CONSIDERAÇÕES FINAIS
A apresentação da psicologia como disciplina científica causa-nos hoje a impressão de que áreas como a psicotécnica constituíam um ramo do tronco "psi". Ao investigar a história da área, contudo, descobrimos que ambas se encontravam imbricadas no início da constituição do campo no Brasil. Mais do que isso, a psicotécnica consolida-se institucionalmente de forma mais consistente entre 1920 e 1930, fazendo com que a psicologia brasileira crescesse a seu reboque. Atestam essa hipótese, no caso brasileiro, a ocorrência simultânea da psicologia e da psicotécnica no curso proposto por Piéron, a livre circulação de intelectuais entre essas áreas e ter como primeiro órgão de classe uma instituição indistinta, a Associação Brasileira de Psicotécnica.
Inicialmente, concordamos que o emprego da psicotécnica por Mange no ensino industrial confere expressão para o que Antunes (2012) e Moraes (2000) consideram parte de um movimento de racionalização da prática educativa, coincidente menos com um ideal de desenvolvimento do indivíduo, e mais com aquele da integração indivíduo-trabalho. O sentido dessa integração, no entanto, vai se transformando com a evolução do curso de psicotécnica de Mange, ecoando leituras da obra de autores como León Walther e Jules Amar. O que não passa despercebido a Annita Cabral, ao classificar o trabalho do engenheiro como “psicologia industrial”, não mais como psicotécnica (CABRAL, 1950, p. 40). A análise aqui desenvolvida questiona o modo como Roberto Mange vem sendo considerado no jogo de contradições que compõe a história das ideias na psicologia brasileira - processo por vezes negado ou relegado a segundo plano na construção de narrativas mais ou menos críticas ou edificantes da área.
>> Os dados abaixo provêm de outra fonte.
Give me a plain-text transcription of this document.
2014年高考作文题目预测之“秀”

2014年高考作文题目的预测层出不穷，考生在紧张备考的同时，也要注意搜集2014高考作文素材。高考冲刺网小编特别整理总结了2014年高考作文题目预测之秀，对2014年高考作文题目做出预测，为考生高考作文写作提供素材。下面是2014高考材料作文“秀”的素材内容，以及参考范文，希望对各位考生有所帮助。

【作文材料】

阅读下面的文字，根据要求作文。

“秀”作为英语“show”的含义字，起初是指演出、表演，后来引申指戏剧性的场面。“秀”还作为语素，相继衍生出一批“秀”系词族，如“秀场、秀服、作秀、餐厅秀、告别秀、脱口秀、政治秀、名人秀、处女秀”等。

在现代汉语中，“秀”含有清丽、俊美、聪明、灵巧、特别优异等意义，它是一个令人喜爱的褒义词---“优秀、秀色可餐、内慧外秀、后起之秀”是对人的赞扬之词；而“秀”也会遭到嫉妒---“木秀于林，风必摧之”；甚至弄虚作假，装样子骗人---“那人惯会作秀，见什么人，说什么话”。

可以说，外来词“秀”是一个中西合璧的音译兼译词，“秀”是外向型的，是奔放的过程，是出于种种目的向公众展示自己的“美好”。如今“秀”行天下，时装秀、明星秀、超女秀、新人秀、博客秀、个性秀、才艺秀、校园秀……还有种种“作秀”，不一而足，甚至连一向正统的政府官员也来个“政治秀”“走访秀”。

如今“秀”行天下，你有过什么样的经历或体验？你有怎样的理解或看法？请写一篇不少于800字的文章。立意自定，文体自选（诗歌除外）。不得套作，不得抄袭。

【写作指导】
A pretensa unidade da psicotécnica, ou mesmo da psicologia brasileira, sugerida por Annita Cabral, não se confirma. “Práticas supostamente convergentes”, por sua vez, segundo a narrativa de Lourenço Filho, podem ser confirmadas desde que o escopo da psicotécnica é ampliado ao se perscrutar mercados e formas de aplicação para a disciplina nascente. Por outro lado, a fortuna de Piéron na história da psicologia brasileira, em detrimento daquela de Mange, parece relacionar-se mais com a disputa, já anunciada pelo texto de Cabral, entre modelos de universidade diversos, defendidos como mais ou menos próximos daquele americano, do que pelo papel efetivo de cada um deles na construção da área.
Evidencia-se, assim, o modo como as áreas vão sendo reconstruídas, em movimento permanente, influenciadas pela circulação material de obras e personagens, recepção de suas ideias e interesses em pauta - inclusive aqueles geopolíticos e locais, e suas combinações, contribuindo decisivamente para a singular conformação das instituições profissionais e acadêmicas do país.